I have the following dictionary:
ip_dict =
{
"doc_1" : {
"img_1" : ("FP","some long text"),
"img_2" : ("LP", "another long text"),
"img_3" : ("Others", "long text"),
"img_4" : ("Others", "some loong text"),
"img_5" : ("FP", "one more text"),
"img_6" : ("FP", "another one"),
"img_7" : ("LP", "ANOTHER ONE"),
"img_8" : ("Others", "some text"),
"img_9" : ("Others", "some moretext"),
"img_10" : ("FP", "more text"),
"img_11" : ("Others", "whatever"),
"img_12" : ("Others", "more whatever"),
"img_13" : ("LP", "SoMe TeXt"),
"img_14" : ("Others", "some moretext"),
"img_15" : ("FP", "whatever"),
"img_16" : ("Others", "whatever"),
"img_17" : ("LP", "whateverrr")
},
"doc_2" : {
"img_1" : ("FP", "text"),
"img_2" : ("FP", "more text"),
"img_3" : ("LP", "more more text"),
"img_4" : ("Others", "some more"),
"img_5" : ("Others", "text text"),
"img_6" : ("FP", "more more text"),
"img_7" : ("Others", "lot of text"),
"img_8" : ("LP", "still more text")
}
}
Here FP
represents the first page and LP
the last page.

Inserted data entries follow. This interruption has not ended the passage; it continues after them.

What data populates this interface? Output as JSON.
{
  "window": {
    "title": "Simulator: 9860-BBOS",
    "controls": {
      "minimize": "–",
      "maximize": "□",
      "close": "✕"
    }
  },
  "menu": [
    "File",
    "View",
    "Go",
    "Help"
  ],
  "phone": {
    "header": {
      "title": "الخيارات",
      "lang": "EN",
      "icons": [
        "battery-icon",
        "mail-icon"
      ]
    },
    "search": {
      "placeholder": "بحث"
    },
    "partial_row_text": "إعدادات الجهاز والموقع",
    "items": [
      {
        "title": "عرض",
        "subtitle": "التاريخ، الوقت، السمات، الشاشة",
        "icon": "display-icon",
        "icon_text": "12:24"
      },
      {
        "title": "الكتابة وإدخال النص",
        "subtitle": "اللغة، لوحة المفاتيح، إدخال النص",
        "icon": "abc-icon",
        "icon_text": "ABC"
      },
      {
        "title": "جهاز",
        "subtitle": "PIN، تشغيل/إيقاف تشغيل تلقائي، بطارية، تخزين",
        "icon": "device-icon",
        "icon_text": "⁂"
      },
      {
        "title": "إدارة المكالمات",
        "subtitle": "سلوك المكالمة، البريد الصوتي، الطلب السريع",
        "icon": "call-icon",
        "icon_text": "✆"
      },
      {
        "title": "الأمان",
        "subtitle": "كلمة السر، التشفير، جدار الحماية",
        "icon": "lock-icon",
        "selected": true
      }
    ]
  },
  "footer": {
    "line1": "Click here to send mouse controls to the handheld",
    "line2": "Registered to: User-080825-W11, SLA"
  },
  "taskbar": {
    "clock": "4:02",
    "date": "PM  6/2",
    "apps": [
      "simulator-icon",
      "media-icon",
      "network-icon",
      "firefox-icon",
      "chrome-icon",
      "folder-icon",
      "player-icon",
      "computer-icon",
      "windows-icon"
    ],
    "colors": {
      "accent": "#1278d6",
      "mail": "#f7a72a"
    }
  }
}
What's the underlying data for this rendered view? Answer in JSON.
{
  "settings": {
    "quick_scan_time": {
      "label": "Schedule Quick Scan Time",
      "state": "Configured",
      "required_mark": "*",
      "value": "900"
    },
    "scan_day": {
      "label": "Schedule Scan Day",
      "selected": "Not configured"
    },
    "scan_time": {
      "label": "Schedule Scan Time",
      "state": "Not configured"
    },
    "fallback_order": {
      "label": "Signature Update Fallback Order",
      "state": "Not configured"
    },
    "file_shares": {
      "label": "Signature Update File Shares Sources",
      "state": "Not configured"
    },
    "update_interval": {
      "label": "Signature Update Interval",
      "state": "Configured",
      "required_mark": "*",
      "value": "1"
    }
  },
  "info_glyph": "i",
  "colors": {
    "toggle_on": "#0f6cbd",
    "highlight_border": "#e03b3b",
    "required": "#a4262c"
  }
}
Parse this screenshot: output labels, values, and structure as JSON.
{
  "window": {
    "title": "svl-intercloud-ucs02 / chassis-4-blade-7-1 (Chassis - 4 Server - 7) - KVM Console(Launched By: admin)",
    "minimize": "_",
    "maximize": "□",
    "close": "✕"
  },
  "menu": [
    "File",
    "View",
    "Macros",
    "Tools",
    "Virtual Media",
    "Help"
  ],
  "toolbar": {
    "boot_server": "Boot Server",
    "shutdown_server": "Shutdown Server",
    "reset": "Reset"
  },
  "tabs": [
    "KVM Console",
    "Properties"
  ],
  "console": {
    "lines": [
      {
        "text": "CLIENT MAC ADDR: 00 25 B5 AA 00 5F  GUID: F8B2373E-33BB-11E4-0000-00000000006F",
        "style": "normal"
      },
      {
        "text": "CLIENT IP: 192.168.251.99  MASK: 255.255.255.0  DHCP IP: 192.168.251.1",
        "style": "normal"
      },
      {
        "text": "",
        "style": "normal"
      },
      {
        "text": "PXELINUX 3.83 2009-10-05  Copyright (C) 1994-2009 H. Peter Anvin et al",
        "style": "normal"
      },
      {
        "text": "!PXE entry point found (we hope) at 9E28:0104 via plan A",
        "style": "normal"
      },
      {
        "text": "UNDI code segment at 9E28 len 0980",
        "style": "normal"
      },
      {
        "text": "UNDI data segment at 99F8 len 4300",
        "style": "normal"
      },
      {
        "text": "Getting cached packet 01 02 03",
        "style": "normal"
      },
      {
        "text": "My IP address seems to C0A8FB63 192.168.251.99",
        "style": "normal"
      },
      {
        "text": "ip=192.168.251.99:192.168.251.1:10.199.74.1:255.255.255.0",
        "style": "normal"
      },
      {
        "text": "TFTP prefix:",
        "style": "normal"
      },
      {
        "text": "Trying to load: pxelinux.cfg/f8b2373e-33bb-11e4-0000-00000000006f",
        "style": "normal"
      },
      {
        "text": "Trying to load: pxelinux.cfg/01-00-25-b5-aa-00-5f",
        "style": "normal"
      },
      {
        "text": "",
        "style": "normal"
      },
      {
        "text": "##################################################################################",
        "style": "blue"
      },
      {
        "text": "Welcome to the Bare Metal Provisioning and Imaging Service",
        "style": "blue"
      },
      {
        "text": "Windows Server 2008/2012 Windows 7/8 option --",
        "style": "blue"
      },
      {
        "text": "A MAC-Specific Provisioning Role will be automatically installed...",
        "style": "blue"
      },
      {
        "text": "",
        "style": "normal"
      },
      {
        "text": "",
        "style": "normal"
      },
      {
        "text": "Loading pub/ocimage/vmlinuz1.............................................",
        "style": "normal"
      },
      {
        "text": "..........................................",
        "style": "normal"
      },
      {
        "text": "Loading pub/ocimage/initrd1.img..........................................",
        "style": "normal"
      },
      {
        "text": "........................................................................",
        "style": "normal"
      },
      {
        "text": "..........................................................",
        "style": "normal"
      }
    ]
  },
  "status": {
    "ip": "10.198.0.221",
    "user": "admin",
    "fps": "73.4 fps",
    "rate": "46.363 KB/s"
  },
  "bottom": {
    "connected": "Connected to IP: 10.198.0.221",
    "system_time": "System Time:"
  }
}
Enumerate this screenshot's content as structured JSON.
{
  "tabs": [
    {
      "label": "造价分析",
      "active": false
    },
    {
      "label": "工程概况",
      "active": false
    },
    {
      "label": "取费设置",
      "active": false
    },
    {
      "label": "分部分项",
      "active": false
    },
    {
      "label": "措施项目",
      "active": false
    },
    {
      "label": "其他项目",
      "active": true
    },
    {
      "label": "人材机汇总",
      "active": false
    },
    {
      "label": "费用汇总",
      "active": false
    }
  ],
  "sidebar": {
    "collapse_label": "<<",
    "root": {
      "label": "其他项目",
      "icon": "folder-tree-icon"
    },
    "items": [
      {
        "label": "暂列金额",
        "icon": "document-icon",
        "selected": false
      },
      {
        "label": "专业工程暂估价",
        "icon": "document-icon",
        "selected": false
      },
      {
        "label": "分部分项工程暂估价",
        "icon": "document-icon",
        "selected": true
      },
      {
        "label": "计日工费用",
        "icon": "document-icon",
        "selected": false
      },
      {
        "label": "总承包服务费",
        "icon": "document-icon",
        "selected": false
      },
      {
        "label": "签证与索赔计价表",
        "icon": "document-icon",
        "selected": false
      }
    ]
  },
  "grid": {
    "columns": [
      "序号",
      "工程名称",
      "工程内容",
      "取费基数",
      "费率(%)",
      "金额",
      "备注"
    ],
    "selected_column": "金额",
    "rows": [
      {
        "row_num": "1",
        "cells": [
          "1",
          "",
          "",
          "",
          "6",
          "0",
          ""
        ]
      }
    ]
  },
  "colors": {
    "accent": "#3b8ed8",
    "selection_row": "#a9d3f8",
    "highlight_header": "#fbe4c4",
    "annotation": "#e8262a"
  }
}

For all the docs
I only want to extract the FP
and LP
. For the Others
, if they lie between FP
and LP
only then extract them, as they represent the pages between FP
and LP
. If they lie outside FP
and LP
then ignore them. Also for FP
which are not followed by a LP
, treat them as a single page and extract them. So my output dictionary would look like:
op_dict =
{
"doc_1" : [
{
"img_1" : ("FP","some long text"),
"img_2" : ("LP", "another long text")
},
{
"img_5" : ("FP", "one more text")
},
{
"img_6" : ("FP", "another one"),
"img_7" : ("LP", "ANOTHER ONE")
},
{
"img_10" : ("FP", "more text"),
"img_11" : ("Others", "whatever"),
"img_12" : ("Others", "more whatever"),
"img_13" : ("LP", "SoMe TeXt"),
},
{
"img_15" : ("FP", "whatever"),
"img_16" : ("Others", "whatever"),
"img_17" : ("LP", "whateverrr"),
}
],
"doc_2" : [
{
"img_1" : ("FP", "text")
},
{
"img_2" : ("FP", "more text"),
"img_3" : ("LP", "more more text")
},
{
"img_6" : ("FP", "more more text"),
"img_7" : ("Others", "lot of text"),
"img_8" : ("LP", "still more text")
},
]
}
As you can see, all the FP
and LP
have been extracted, but also those Others
which are in between FP
and LP
have also been extracted and stored in a dictionary. Also those FP
which are not followed by a LP
have also been extracted.
PS:
ip_dict =
{
"doc_1" : {
"img_1" : ("LP","some long text"),
"img_2" : ("Others", "another long text"),
"img_3" : ("Others", "long text"),
"img_4" : ("FP", "long text"),
"img_5" : ("Others", "long text"),
"img_6" : ("LP", "long text")
}
}
op_dict = {
"doc_1" : [{
"img_1" : ("LP","some long text")
},
{
"img_4" : ("FP", "long text"),
"img_5" : ("Others", "long text"),
"img_6" : ("LP", "long text")
}
]
}
Any help is appreciated!